You can now download a free pdf of my Staked Armchair project if you have purchased a copy of “The Anarchist’s Design Book.” This download is given on the honor system. If you already own this book, no harm will come to you by clicking the link below.
If, however, you have not purchased “The Anarchist’s Design Book,” you will suffer a curse that involves an Aldabra tortoise with multiple felony convictions.
Here’s the link:
The design for this chair is regulated by the lumber industry. When I design a piece of furniture from scratch, such as this chair, I look carefully at the materials available to the workaday woodworker. For example, asking you to buy 12/4 spalted sapele for the crest is a bit silly. This chair can be built with one chunk of 8/4 red oak and some 5/8” dowels from the home center. Nothing fancy.
In short, I try to design my pieces around common lumber sizes so that the design can be built in both Los Angeles and Baltimore without too much fuss.
For many years, I wished that I didn’t impose restrictions like this on myself. What if I designed a project based on my desires alone, and I could use whatever crazy materials I wanted? I tried that approach for a while and it was uninspiring. For some reason, I prefer to work within strict limitations of what wood species are available, what lumber sizes are common and how few operations/tools are required.
This is my sport. And projects like this bring me a little satisfaction.
The wood for this chair is less than $50 – way less than $50 if you are frugal. You don’t need a drawknife, steambox, shavehorse, froe or hatchet to make this chair. Instead, you need mostly furniture-making tools plus a scorp and travisher to saddle the seat. The wood is from any lumberyard. You can build it with hand tools. But if you have a band saw you’ll find the work goes faster.
It sits remarkably well for an all-wood chair. I’ve had these chairs sitting around the shop for the last several months and lots of people have sat in them and offered feedback. The No. 1 comment: I didn’t expect this chair to be this comfortable.

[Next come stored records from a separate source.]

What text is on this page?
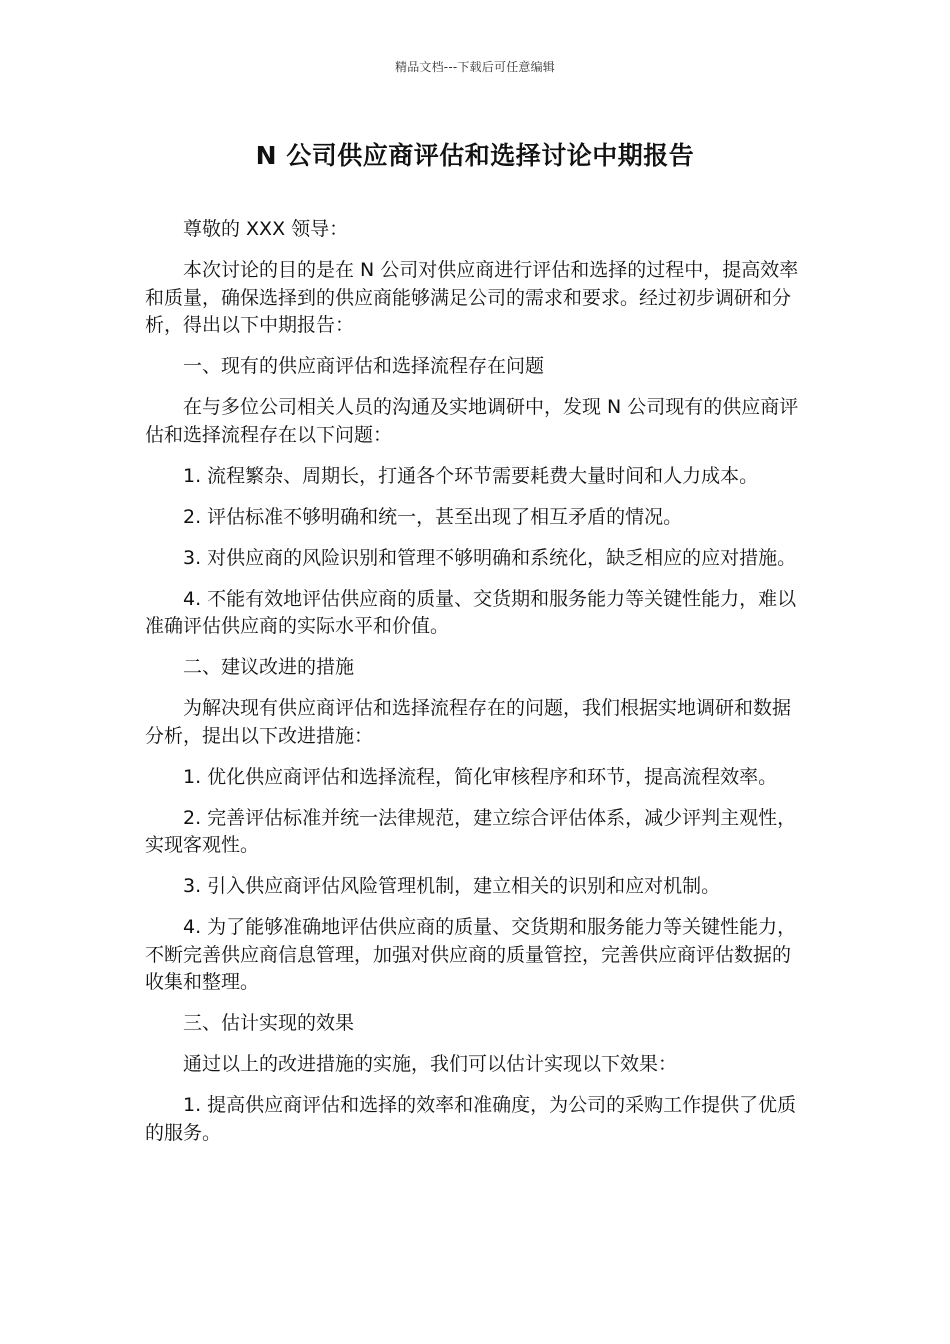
精品文档---下载后可任意编辑
N 公司供应商评估和选择讨论中期报告

尊敬的 XXX 领导：

本次讨论的目的是在 N 公司对供应商进行评估和选择的过程中，提高效率和质量，确保选择到的供应商能够满足公司的需求和要求。经过初步调研和分析，得出以下中期报告：

一、现有的供应商评估和选择流程存在问题

在与多位公司相关人员的沟通及实地调研中，发现 N 公司现有的供应商评估和选择流程存在以下问题：

1. 流程繁杂、周期长，打通各个环节需要耗费大量时间和人力成本。

2. 评估标准不够明确和统一，甚至出现了相互矛盾的情况。

3. 对供应商的风险识别和管理不够明确和系统化，缺乏相应的应对措施。

4. 不能有效地评估供应商的质量、交货期和服务能力等关键性能力，难以准确评估供应商的实际水平和价值。

二、建议改进的措施

为解决现有供应商评估和选择流程存在的问题，我们根据实地调研和数据分析，提出以下改进措施：

1. 优化供应商评估和选择流程，简化审核程序和环节，提高流程效率。

2. 完善评估标准并统一法律规范，建立综合评估体系，减少评判主观性，实现客观性。

3. 引入供应商评估风险管理机制，建立相关的识别和应对机制。

4. 为了能够准确地评估供应商的质量、交货期和服务能力等关键性能力，不断完善供应商信息管理，加强对供应商的质量管控，完善供应商评估数据的收集和整理。

三、估计实现的效果

通过以上的改进措施的实施，我们可以估计实现以下效果：

1. 提高供应商评估和选择的效率和准确度，为公司的采购工作提供了优质的服务。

The trick is the geometry, of course, plus knowing your way around the lumbar region of the human body. The armbow is designed to support the lumbar (a fact that surprises most sitters) with the crest rail hovering slightly above the curve of your shoulders.
The seat is lightly saddled to avoid casting your buttocks like a Jell-O salad. And the “hands” of the armbow are set back from where you would expect them on an armchair by a couple inches. This small change affects how your forearms interact with the chair – for the better in my opinion.
So if you’ve ever wanted to build a Welsh stick chair, this chair is an excellent introduction to the form. If you are into Windsors, this chair has a few lessons, but you are going to need some more estrogen to get the job done with the feminine baluster turnings (this is only my opinion; many people of sound mind love Windsor chairs).
So download the chapter – at the peril of the highly disturbed tortoise if you don’t own “The Anarchist’s Design Book.” And think it over. Chairs aren’t so hard. Even I can build them, and I’m just a journalist who grew up in Arkansas.
— Christopher Schwarz
P.S. Anyone who complains about typos will also get a visit from the tortoise.